Something fishy about Pennsylvania's groundhog

Friday, February 10, 2012

I hope you were pleased that the groundhog saw its shadow last week.

According to some, if it's sunny on Groundhog Day there will be six more weeks of winter.

I bet most of you agree that six more weeks of the winter we've been having would be a good thing.

Now I'd like to appeal to the Society for the Prevention of Cruelty to Animals to check out that poor groundhog in Pennsylvania that gets so much attention every year.

Look at those photographs. Do you see a groundhog being held by a man wearing a top hat?

It's bad enough that any animal would have be seen in the company of such a questionable character. But it's downright inhumane what the groundhog must be going through to sit still for a photo in the first place.

I grew up with groundhogs. Real groundhogs. Diggers of large holes in the fields up and down Killough Valley in the Ozarks over yonder. Holes that snare the wheels of expensive farm equipment, sometimes causing expensive damage.

I grew up in a household with an arsenal tucked away in the tiny closet in my folks' bedroom. It was the same closet where my folks kept their clothes and shoes and hats.
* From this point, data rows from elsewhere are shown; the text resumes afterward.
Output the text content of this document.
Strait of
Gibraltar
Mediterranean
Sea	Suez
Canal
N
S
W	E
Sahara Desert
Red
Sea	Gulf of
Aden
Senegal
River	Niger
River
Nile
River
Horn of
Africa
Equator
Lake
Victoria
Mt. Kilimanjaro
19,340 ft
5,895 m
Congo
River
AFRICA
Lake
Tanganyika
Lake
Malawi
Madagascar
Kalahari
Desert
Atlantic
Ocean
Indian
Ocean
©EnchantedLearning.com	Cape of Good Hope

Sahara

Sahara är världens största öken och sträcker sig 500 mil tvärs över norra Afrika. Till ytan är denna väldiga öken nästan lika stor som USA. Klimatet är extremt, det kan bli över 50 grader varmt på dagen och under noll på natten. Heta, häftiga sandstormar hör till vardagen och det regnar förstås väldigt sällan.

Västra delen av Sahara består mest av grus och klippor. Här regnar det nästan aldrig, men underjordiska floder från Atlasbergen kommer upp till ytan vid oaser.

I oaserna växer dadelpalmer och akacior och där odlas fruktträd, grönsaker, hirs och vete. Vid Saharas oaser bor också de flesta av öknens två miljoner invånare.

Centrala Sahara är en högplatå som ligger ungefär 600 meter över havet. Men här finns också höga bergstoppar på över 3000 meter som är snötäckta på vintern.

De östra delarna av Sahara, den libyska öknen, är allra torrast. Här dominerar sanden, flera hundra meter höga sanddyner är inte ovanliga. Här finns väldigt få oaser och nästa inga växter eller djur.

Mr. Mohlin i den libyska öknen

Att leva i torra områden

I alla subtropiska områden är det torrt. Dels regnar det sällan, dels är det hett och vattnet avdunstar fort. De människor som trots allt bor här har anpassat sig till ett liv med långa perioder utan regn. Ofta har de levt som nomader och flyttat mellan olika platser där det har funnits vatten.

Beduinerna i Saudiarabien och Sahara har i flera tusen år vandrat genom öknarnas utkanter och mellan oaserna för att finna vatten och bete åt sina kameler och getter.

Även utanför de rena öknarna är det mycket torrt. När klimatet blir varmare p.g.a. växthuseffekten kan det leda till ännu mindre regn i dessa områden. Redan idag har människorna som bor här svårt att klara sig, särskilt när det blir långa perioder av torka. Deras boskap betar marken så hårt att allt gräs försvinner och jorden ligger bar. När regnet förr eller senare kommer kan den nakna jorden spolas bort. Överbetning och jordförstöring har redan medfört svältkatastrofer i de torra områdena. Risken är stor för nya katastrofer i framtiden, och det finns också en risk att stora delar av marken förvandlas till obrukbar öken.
On the floor of the closet propped against the walls were rifles used for a variety of game. Some were for rabbits, others were for squirrels, others were for crows. A couple were for deer.

And then there was the groundhog rifle. The one with the scope. The one that was accurate for shooting a wily groundhog 300 yards away as it popped up out of one of its many burrows.

The only way to shoot a varmint like a groundhog is from a considerable distance. Groundhogs are particularly wary of its worst predators: human beings. I've seen, through the rifle's scope, a groundhog poke its head up from a hole only to instantly pop back down after spotting me, half hidden three football fields away, pointing a gun in its direction.

So when I see the photos taken on Groundhog Day of a groundhog resting on the arm of a human being wearing a top hat, I know something's fishy. That groundhog is not there by choice. And the only reason it is sitting still is because ... what? It's too doped up with drugs to move?

As much as I, like most farmers I know, detest groundhogs, I've got to say I feel sorry for what's-his-name Phil.

Sporting organizations are stripping prizes from winners of important athletic events that occurred several years ago because it is now believed drugs were involved.

Why should some town in Pennsylvania hog -- pardon the expression -- all the attention on Groundhog Day because of the obvious misuse of placating chemicals?

Step up, SPCA, and check this out.

But Joe, you might be asking as you slurp the last Cheerios from your bowl, isn't Prozac better for a groundhog than blowing its head off with a high-powered rifle?

The answer depends on whether you're talking to a man in a goofy top hat or a farmer wearing a seed cap. You know what they would each say.

Joe Sullivan is the retired editor of the Southeast Missourian.